Christy Smith Berman, low vision editor at Can I Play That, responded to a tweet from TT Games that announced the delay of Star Wars Lego with text on an image. When she replied with a alternative text requestSmith Berman has received responses from people expressing disbelief that blind people would even be on Twitter to begin with, let alone video games.

These false assumptions often mean that people are excluded from entertaining cultural moments on social media. Memes usually involve fast moving iterations of undescribed images with lowercase words in weird fonts. Viral videos are reposted and shared without any kind of description, via audio or text, of what is happening on screen. “Oh, that must be someone dancing,” McCann thinks when she encounters a TikTok with no audio other than music. “Well, no, it’s actually someone making a cheesesteak. But I didn’t know it because there is no audio indication.

“A lot of memes that people share, they don’t add alt text to them,” says Steven Aquino, a legally blind journalist. Aquino doesn’t use a screen reader, instead relies on magnification, but he still wonders what goes into memes sometimes. “It’s really hard because I can’t see very well, and I’m just like, ‘Okay, that’s supposed to be funny, but I can’t say it. “

Beyond a simple neglect of accessibility features, conveying visual humor through text is not something everyone has a knack for. The funniest images rely on comedic timing through careful visual composition, prior knowledge of a specific meme, or familiarity with several different cultural references. Writing an image description for an esoteric meme can be like explaining internet culture to your grandparents – you suddenly don’t know how to describe exactly what made you laugh. The complicated nature of memes literacy isn’t something we can blame on platforms – it’s just not something the average person is used to putting into words.

But there are other, less complicated factors that can impact the online experiences of people who are blind or visually impaired. Aquino points out that people will use special Unicode characters in their Twitter display names which are more difficult to read and are not interpreted as letters by screen reader software. A screen reader is not technically incorrect if it reads a character as a “mathematical bold capital”, but most sighted people will simply read it as a letter with different formatting.

“For people who use screen readers, this software is only so smart,” Aquino explains. “So if you have a smart name, your voiceover or whatever else you use is going to fail. Tweets that include rows of emojis, or lots of special characters to create an image or convey a cursive script, can be hellish to listen to when read by a screen reader. Posting a screenshot of the tweet with alt text is a viable alternative, but people rarely know how to do it.

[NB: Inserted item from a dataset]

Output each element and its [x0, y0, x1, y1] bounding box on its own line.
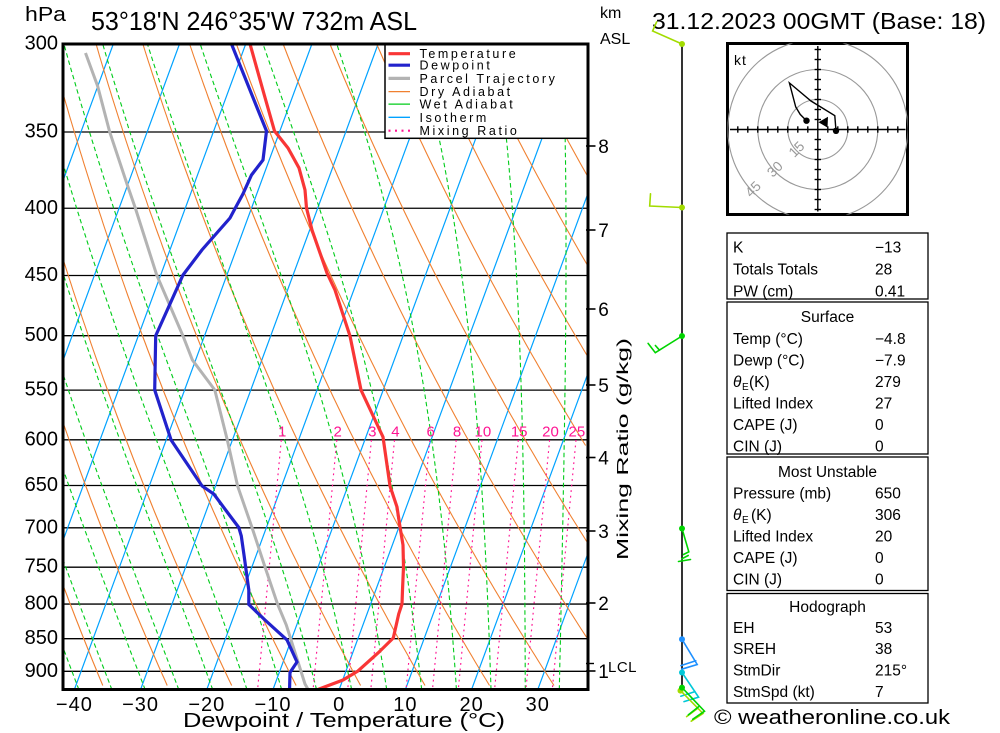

McCann is happy that many sites have improved their accessibility options over the years, but she wishes they were used more widely and wonders why they aren’t better promoted. TikTok has text-to-speech and alerts people when flickering effects in their videos can trigger seizures, so why can’t all social sites have better prompts to encourage users to add captions, visual descriptions, and text. alternative text?

“It is up to the disability community to educate,” she says. “Why isn’t there more education from these traditional businesses? “

McCann wishes it would be easier for her to join in the fun when things like TikTok videos go viral. “Unless someone sits down with me and explains to me what’s going on, I really feel like I can’t discuss this with someone,” she says. “It’s exclusive to a point, because I love jokes. I love pasta recipes. I want to know that stuff! I’m still part of the social fabric.